Mo shares his insights from the habits of Kara Goldin.

  • Think differently. Expose yourself to lots of different ways of thinking by going outside of your industry and learning from people who do things differently. Typically when you go to conferences with like-minded people who are doing the same things you are, you tend towards the average of those people.
  • By exposing yourself to completely different industries, you open yourself up to incredible insights. If you share the same struggle but day-to-day work is very different, that’s where you can find some of your best ideas.
  • This is the reason mastermind groups can be so powerful. If you aren't part of a group with diverse perspectives and experiences, either join one or create one.
  • Create your own opportunities. The best opportunities are created before a client knows they have them. This goes back to the “move without the ball” concept from Mike Daimler. Average business developers wait until they receive an opportunity and then they react. Great business developers create their own opportunities by investing in the potential client and put themselves in a position where they are the natural choice.
  • Offer your time upfront at no charge and dig into a client’s problem.

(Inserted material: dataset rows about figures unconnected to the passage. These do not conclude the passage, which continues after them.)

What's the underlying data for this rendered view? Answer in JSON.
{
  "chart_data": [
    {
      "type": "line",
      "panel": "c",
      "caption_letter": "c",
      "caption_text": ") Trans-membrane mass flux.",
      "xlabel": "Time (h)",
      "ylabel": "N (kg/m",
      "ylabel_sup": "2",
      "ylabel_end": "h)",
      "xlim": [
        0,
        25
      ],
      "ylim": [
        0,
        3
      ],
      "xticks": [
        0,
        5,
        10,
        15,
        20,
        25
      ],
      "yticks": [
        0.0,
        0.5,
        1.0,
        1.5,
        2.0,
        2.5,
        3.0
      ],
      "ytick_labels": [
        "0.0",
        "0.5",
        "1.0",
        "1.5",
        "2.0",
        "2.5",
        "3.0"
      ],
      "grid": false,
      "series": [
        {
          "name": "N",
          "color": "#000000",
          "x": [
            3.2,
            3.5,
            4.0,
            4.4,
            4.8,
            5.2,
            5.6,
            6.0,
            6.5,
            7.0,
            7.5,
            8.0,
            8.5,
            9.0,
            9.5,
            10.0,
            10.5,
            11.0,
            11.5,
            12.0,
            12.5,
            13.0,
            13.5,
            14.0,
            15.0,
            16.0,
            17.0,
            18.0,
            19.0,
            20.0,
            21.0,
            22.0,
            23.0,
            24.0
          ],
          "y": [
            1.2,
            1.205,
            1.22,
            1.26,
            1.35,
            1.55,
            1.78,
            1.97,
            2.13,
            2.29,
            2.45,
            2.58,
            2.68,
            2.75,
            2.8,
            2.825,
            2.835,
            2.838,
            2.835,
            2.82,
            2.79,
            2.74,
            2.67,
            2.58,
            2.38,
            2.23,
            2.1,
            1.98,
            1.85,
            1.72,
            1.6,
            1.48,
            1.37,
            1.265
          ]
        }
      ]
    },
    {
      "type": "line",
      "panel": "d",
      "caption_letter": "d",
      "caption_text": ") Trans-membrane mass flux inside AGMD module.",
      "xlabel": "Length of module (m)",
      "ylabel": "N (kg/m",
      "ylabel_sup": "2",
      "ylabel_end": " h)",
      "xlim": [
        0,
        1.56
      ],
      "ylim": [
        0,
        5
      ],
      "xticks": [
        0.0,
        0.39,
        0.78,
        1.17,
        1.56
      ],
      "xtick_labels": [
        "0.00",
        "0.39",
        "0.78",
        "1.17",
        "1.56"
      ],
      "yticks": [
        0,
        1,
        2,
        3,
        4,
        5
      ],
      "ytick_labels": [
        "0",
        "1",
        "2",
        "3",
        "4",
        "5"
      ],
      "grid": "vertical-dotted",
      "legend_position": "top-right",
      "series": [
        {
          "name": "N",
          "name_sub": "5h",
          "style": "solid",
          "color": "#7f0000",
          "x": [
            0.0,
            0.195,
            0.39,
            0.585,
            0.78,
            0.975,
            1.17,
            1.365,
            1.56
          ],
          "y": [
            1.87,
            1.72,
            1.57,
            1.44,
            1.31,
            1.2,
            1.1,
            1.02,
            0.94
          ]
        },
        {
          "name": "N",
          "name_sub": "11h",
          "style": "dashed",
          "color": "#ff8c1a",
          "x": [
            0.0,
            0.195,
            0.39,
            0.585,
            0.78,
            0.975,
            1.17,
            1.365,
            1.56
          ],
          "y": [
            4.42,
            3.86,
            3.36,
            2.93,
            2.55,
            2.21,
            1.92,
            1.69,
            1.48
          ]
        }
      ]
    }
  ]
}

Start helping them and end it at the point where you should get paid to do the real heavy lifting.
  • A great give-to-get satisfies three criteria. It’s relatively easy for you, it should be valuable to the client, and it should lead to the next step.
  • The number one correlation to success is to keep helping people. Great business developers are undaunted and keep reaching out and finding ways to help. They create connections and show that they care.
  • Most people quit after one setback. Great business developers are undaunted, continue to be helpful, and are always adding value.